Looking for some advice here as I'm feeling a bit lost.
My partner and I have been together 2 years, I have 2 teenagers, he has 3 and a half year old twins. We have started talking about moving in together, and are pretty much doing so between 2 houses. My kids are happy with the idea, but I'm worried about his kids behaviour. We've just come home from a 2 week holiday and it was pretty horrendous. His kids mum doesn't discipline them, she'll tell them no in one breath and give them what they want in the other. They're quite young for their age, and don't seem to understand when we say things like no ice cream now, have some dinner then ice cream. They'll just throw a tantrum and continue asking even though we don't give in, and never have to their tantrums. Their mum hasn't potty trained them yet, we've been trying while he had them but stopped as she was putting them right back in nappies and we felt it was more confusing for them. We did try the first week of our holiday as he normally only has them for weekends and we thought the long stretch would be a good time to do it, but it was making everyone miserable and we gave in and put them into pull up pants and just kept trying as best we could.
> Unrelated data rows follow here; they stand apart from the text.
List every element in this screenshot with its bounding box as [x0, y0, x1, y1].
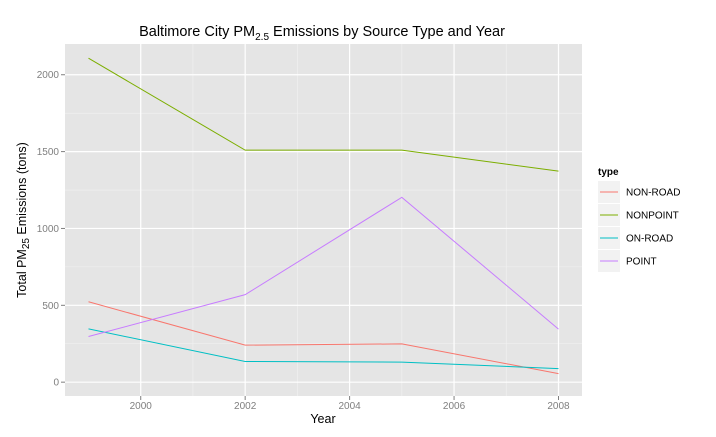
x-tick-label: 2008: [547, 401, 570, 412]
plot-panel: [65, 44, 582, 396]
legend-label-nonpoint: NONPOINT: [626, 211, 679, 222]
series-line-on-road: [88, 328, 559, 370]
legend-label-point: POINT: [626, 257, 657, 268]
x-axis-label: Year: [310, 412, 335, 426]
legend-label-on-road: ON-ROAD: [626, 234, 673, 245]
chart-title-suffix: Emissions by Source Type and Year: [269, 24, 505, 40]
series-line-nonpoint: [88, 57, 559, 172]
y-axis-label: Total PM25 Emissions (tons): [15, 142, 32, 298]
axis-ticks: 2000 2002 2004 2006 2008 0 500 1000 1500 2000: [37, 70, 570, 412]
y-axis-label-suffix: Emissions (tons): [15, 142, 29, 238]
y-tick-label: 1000: [37, 224, 60, 235]
chart-title-prefix: Baltimore City PM: [139, 24, 255, 40]
grid-lines: [65, 44, 582, 396]
legend-title: type: [598, 167, 619, 178]
y-tick-label: 1500: [37, 147, 60, 158]
chart-title: Baltimore City PM2.5 Emissions by Source…: [139, 24, 505, 43]
x-tick-label: 2006: [443, 401, 466, 412]
y-tick-label: 500: [42, 301, 59, 312]
x-tick-label: 2000: [130, 401, 153, 412]
x-tick-label: 2002: [234, 401, 257, 412]
x-tick-label: 2004: [338, 401, 361, 412]
legend: type NON-ROAD NONPOINT ON-ROAD POINT: [598, 167, 680, 272]
legend-label-non-road: NON-ROAD: [626, 188, 680, 199]
y-axis-label-prefix: Total PM: [15, 249, 29, 298]
chart-title-subscript: 2.5: [255, 32, 269, 43]
y-tick-label: 2000: [37, 70, 60, 81]
series-line-point: [88, 196, 559, 338]
series-lines: [88, 57, 559, 375]
series-line-non-road: [88, 301, 559, 375]
y-tick-label: 0: [53, 378, 59, 389]
y-axis-label-subscript: 25: [21, 238, 32, 250]
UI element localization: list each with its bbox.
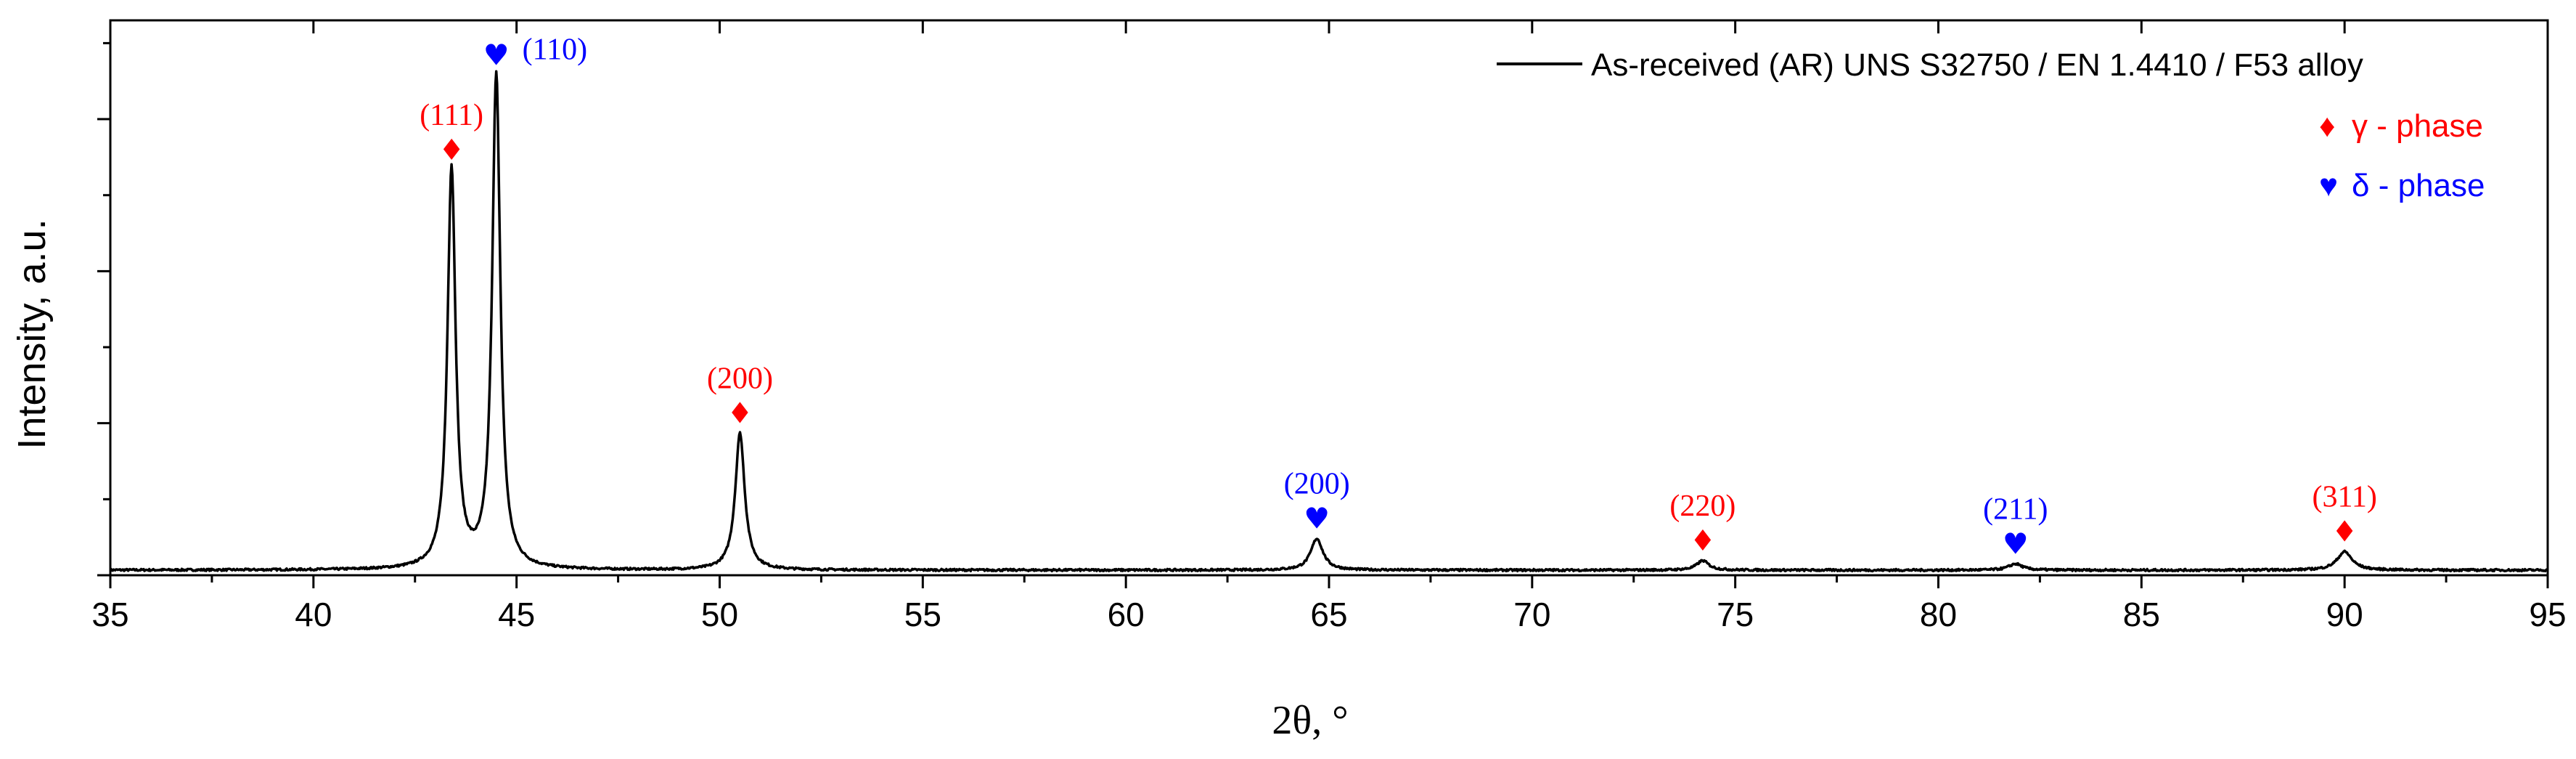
x-axis-ticks: 35 40 45 50 55 60 65 70 75 80 85 90 95	[91, 20, 2567, 633]
y-axis-title: Intensity, a.u.	[10, 219, 54, 449]
x-tick-label: 65	[1310, 596, 1347, 633]
y-axis-ticks	[97, 41, 110, 577]
x-tick-label: 75	[1717, 596, 1754, 633]
gamma-peak-marker-icon: ♦	[1690, 524, 1716, 558]
x-tick-label: 55	[904, 596, 941, 633]
series-line-ar-alloy	[109, 70, 2549, 573]
delta-peak-marker-icon: ♥	[1304, 503, 1330, 536]
x-tick-label: 60	[1108, 596, 1145, 633]
x-tick-label: 90	[2326, 596, 2363, 633]
legend-line-label: As-received (AR) UNS S32750 / EN 1.4410 …	[1591, 47, 2363, 83]
peak-annotations: ♦(111)♥ (110)♦(200)♥(200)♦(220)♥(211)♦(31…	[420, 33, 2377, 561]
x-tick-label: 95	[2529, 596, 2566, 633]
x-tick-label: 70	[1513, 596, 1550, 633]
gamma-peak-label: (311)	[2312, 481, 2376, 514]
delta-peak-marker-icon: ♥	[483, 39, 510, 73]
x-tick-label: 85	[2123, 596, 2160, 633]
gamma-peak-marker-icon: ♦	[727, 397, 753, 431]
gamma-peak-marker-icon: ♦	[438, 134, 465, 167]
x-axis-title: 2θ, °	[1272, 698, 1348, 743]
legend-gamma-label: γ - phase	[2352, 108, 2483, 144]
delta-peak-marker-icon: ♥	[2003, 527, 2029, 561]
legend-delta-symbol: ♥	[2319, 168, 2338, 203]
gamma-peak-label: (111)	[420, 99, 483, 132]
delta-peak-label: (200)	[1284, 468, 1350, 501]
x-tick-label: 50	[701, 596, 738, 633]
delta-peak-label: (211)	[1983, 492, 2048, 526]
x-tick-label: 45	[498, 596, 535, 633]
gamma-peak-label: (200)	[707, 362, 773, 396]
legend-delta-label: δ - phase	[2352, 168, 2485, 203]
x-tick-label: 80	[1920, 596, 1957, 633]
gamma-peak-marker-icon: ♦	[2331, 516, 2358, 549]
legend: As-received (AR) UNS S32750 / EN 1.4410 …	[1497, 47, 2485, 203]
legend-gamma-symbol: ♦	[2319, 108, 2335, 144]
delta-peak-label: (110)	[523, 33, 587, 67]
x-tick-label: 35	[91, 596, 128, 633]
x-tick-label: 40	[295, 596, 332, 633]
gamma-peak-label: (220)	[1669, 490, 1735, 523]
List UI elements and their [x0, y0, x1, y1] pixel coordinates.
Their mum still has them in high chairs, and one of the kids sleeps in her bed most nights. They are lovely kids, great personalities and I love having them in my life, but their behaviour can be appaling, constantly screaming at the top of their lungs, breaking things or turning on taps, emptying the fridge and freezer, generally just running amock any time they were left alone. And when I say left alone I mean for a few minutes to use the loo, get them a drink etc. We generally had one of us cooking or doing a washing and the other watching them if it came to anything longer than a loo break.
Now one of my kids has ADHD and I work with kids with special needs so I'm no stranger to challenging behaviour and have tons of patience, but these kids are just constant, all day every day. And it seems to me it comes down to their home environment. My partner has tried to talk to his ex, but he just gets a guilt trip because he's not their and she's doing it all on her own (she left him then changed her mind but he didn't want back with her). He works away 3 weeks at a time, and he works hard and has the kids as much as he can so it's not like he doesn't take responsibility. But basically anything he says with regards to behaviour and potty training is him criticising her and he's not there etc.
I felt I was constantly saying no or putting them on the naughty spot, moving them away from things they shouldn't be doing while away. My partner can be pretty soft on them, but does discipline them. I ended up speaking to him to explain i felt I was getting no support from him and he had to step up and deal with their behaviour. He said he had agreed with the times I'd given them into trouble and did step up a bit after that, but how do we/he work on their behaviour when they don't get any discipline at home?